Today, many House and Senate Democrats battling for survival are keeping their distance from Barack Obama, another unpopular Democratic president. Obama has offered to do whatever he can to help congressional Democrats retain their seats, but the response he has received from many is “don’t call me, I’ll call you.”
CNN reported at a retreat earlier this month that Obama told Senate Democrats that maintaining control of the Senate is his top priority this year and that he is willing to do whatever it takes – including staying away from election battles where his presence would not be helpful.
Ironically it is Clinton – another formerly shunned president - who is now stepping into the breach to help Democrats raise money and try to stave off disaster at the polls in November. A piece in Tuesday’s New York Times quoted Clinton’s former adviser Paul Begala: “Getting Bill Clinton on the campaign trail is like force-feeding sugar to an ant. You don’t have to ask him twice.”
Clinton made his first 2014 campaign stop in Kentucky on Tuesday, where he sought to boost the candidacy of Democrat Alison Lundergan Grimes, Kentucky’s secretary of state and a Clinton protégé who is challenging Senate Minority Leader Mitch McConnell this fall. Clinton’s appearance in downtown Louisville at a luncheon attended by 1,200 raised more than $600,000, according to the Grimes campaign.
The former Democratic president plans to travel widely and raise money to support Democratic candidates. Clinton has a relatively strong record as his party’s campaigner-in-chief and was instrumental in defending Obama’s policies at the 2012 Democratic National Convention and throughout the general election campaign.
Democratic strategists are portraying him as a highly popular party elder who presided over robust economic growth and a balanced budget. Moreover, Clinton can use his travels to gather intelligence about the 2016 presidential campaign and pick up some chits in the event his wife, former Secretary of State Hillary Rodham Clinton, decides to run for president.
A September Wall Street Journal/NBC News poll showed that 54 percent of those surveyed held a favorable view of him. That figure was 14 points higher than that of the Democratic Party and nine points higher than Obama’s approval rating.
During his speech in Louisville, Clinton offered his prescription for Democratic success this fall that includes recommitting to populist themes of increasing wages and higher economic growth and standing up to Republican attacks against Obamacare.
Clinton acknowledged that the Affordable Care Act is flawed and complicated and that its rollout was disastrous in the early going, according to The Washington Post. But he argued that the law has given more people in Kentucky access to affordable health care and lowered their costs.

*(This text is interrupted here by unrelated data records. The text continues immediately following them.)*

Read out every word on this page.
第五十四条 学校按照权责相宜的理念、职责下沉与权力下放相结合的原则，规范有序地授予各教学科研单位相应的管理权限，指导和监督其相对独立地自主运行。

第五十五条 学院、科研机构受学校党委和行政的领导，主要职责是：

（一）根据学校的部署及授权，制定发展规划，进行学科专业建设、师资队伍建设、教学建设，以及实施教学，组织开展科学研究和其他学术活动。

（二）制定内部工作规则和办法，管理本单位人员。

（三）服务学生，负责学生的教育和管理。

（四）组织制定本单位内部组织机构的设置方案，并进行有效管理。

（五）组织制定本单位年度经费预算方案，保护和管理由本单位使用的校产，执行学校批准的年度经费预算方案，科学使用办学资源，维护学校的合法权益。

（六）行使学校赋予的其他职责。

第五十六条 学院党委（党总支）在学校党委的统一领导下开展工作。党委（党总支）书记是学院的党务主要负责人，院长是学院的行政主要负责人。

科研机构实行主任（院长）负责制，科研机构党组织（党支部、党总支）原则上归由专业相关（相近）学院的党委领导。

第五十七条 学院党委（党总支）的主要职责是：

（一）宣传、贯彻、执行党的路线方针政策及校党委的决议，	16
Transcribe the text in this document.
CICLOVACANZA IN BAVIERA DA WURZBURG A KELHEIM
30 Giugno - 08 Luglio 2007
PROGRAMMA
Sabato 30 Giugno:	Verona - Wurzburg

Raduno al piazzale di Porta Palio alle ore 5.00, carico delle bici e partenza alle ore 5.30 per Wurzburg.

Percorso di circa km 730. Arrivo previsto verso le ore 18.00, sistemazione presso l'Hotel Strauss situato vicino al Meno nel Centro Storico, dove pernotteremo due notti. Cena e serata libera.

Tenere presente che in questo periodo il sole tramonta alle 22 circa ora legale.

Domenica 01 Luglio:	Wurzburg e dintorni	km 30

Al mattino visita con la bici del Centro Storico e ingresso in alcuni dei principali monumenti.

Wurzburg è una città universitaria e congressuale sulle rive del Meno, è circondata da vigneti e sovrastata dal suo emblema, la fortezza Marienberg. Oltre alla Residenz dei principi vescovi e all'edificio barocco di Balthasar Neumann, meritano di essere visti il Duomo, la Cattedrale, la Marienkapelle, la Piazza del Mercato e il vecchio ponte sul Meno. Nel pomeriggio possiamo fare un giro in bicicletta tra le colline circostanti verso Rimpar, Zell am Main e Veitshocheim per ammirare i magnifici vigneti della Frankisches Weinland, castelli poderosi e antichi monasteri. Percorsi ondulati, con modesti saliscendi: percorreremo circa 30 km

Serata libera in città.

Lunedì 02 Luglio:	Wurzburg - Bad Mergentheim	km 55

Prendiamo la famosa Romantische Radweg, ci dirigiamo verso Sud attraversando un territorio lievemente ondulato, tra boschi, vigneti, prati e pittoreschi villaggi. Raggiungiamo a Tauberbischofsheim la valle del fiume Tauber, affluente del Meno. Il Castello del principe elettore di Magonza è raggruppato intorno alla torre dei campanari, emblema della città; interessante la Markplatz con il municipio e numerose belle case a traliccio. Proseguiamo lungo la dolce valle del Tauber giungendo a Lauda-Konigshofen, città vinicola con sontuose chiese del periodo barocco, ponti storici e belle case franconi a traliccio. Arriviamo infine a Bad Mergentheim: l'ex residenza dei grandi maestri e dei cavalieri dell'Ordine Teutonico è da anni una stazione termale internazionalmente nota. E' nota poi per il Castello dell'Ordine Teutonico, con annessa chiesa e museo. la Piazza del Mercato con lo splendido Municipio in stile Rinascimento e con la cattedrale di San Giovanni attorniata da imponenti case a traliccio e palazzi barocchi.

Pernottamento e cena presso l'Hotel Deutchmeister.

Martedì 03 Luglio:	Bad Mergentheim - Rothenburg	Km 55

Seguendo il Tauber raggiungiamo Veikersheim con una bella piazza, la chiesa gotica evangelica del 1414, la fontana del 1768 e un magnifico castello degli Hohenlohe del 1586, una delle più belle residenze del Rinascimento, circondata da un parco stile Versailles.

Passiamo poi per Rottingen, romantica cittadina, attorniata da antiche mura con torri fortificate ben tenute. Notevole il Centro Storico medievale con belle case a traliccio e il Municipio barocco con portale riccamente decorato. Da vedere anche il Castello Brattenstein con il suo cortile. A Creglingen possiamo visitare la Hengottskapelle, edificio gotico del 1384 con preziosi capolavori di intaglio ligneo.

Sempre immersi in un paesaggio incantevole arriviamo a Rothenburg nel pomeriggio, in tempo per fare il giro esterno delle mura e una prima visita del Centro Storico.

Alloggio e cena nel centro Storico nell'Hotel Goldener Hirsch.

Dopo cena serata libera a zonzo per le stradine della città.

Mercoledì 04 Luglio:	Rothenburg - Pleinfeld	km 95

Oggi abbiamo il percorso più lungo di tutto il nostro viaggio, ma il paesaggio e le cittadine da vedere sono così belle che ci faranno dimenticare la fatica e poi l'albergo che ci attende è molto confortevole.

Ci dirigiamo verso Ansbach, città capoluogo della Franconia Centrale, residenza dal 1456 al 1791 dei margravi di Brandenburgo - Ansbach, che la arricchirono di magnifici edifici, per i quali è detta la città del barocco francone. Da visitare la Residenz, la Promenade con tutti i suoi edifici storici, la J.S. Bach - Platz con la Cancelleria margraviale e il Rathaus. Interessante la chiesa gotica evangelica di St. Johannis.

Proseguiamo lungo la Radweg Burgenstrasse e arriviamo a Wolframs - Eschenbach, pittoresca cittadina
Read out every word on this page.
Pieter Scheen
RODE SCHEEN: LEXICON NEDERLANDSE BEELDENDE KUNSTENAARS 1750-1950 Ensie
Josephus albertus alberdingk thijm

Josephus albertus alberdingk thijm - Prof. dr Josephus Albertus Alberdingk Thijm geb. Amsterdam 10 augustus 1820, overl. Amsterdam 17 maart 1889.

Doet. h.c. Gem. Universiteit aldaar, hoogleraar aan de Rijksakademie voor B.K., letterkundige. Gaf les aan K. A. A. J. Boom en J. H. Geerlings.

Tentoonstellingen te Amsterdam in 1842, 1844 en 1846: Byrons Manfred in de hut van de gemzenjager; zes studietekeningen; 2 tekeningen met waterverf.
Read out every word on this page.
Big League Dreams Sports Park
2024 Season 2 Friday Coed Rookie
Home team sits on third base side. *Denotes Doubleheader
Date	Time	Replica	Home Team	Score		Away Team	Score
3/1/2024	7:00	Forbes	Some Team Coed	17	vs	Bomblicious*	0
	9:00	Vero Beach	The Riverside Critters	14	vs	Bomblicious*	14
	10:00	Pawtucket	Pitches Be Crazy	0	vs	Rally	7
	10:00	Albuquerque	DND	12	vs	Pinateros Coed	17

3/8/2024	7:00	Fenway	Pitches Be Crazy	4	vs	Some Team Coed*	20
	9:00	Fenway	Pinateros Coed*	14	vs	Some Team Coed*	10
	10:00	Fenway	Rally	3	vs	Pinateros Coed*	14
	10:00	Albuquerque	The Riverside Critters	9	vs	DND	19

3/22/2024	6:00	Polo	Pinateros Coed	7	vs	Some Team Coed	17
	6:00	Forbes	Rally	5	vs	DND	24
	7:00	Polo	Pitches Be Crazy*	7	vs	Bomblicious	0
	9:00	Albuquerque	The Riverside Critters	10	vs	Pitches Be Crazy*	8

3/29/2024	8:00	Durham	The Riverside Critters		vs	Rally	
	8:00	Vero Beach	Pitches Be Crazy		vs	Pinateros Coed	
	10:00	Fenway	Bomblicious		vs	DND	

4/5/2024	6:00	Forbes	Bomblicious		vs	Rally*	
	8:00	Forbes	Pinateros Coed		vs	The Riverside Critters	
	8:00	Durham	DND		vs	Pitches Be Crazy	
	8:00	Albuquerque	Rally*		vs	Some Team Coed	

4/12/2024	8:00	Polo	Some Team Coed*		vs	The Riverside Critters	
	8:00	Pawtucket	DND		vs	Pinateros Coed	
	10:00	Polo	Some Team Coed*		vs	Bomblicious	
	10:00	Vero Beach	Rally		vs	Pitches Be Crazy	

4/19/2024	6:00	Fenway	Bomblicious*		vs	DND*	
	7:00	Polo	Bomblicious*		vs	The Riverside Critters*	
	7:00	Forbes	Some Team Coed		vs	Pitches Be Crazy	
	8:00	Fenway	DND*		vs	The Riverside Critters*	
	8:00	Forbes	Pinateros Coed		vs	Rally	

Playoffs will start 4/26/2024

Clinton repeatedly praised Democratic Gov. Steve Beshear, a leading proponent of the law and of its expanded Medicaid provisions, and blamed McConnell and other Republicans for creating “constant conflict.”
Clinton worked his political magic in another high-profile election last October when he helped put Democrat Terry McAuliffe over the top in his tough campaign against Republican Ken Cuccinelli for Virginia governor. Clinton drew large crowds and media attention for McAuliffe in Northern Virginia, Richmond and Hampton, and hailed his longtime friend and political ally in speech after speech.
After telling one crowd that he had been friends with McAuliffe for years, Clinton said, “I know what a good man he is… I can literally keep you here until tomorrow morning telling you things about him. He is a very, very good man.”
With well over 50 percent of Americans highly critical of Obamacare and the president’s own approval rating hovering around 45 percent, however, many Democrats up for reelection are treating the president and his health care program like toxic assets.
That was particularly noticeable after Obama delivered his State of the Union address late last month, when a number of prominent Democrats voiced disappointment in the tone and content of the speech. In an interview with CNN after the speech, Alaska Sen. Mark Begich, one of the most vulnerable Democrats seeking reelection this year, criticized Obama’s focus on using executive orders to circumvent Congress.
Arkansas Sen. Mark Pryor – another vulnerable Democrat - said in a statement that he was disappointed with Obama for not striking a bipartisan tone.
“Overall, I’m disappointed with the president’s State of the Union address because he was heavy on rhetoric, but light on specifics about how we can move our country forward,” he said.
Politico reported earlier this month that some House Democratic candidates and operatives in key battleground districts said that they were displeased with the message and issues Obama has emphasized in recent months that were creating a difficult political headwind for them.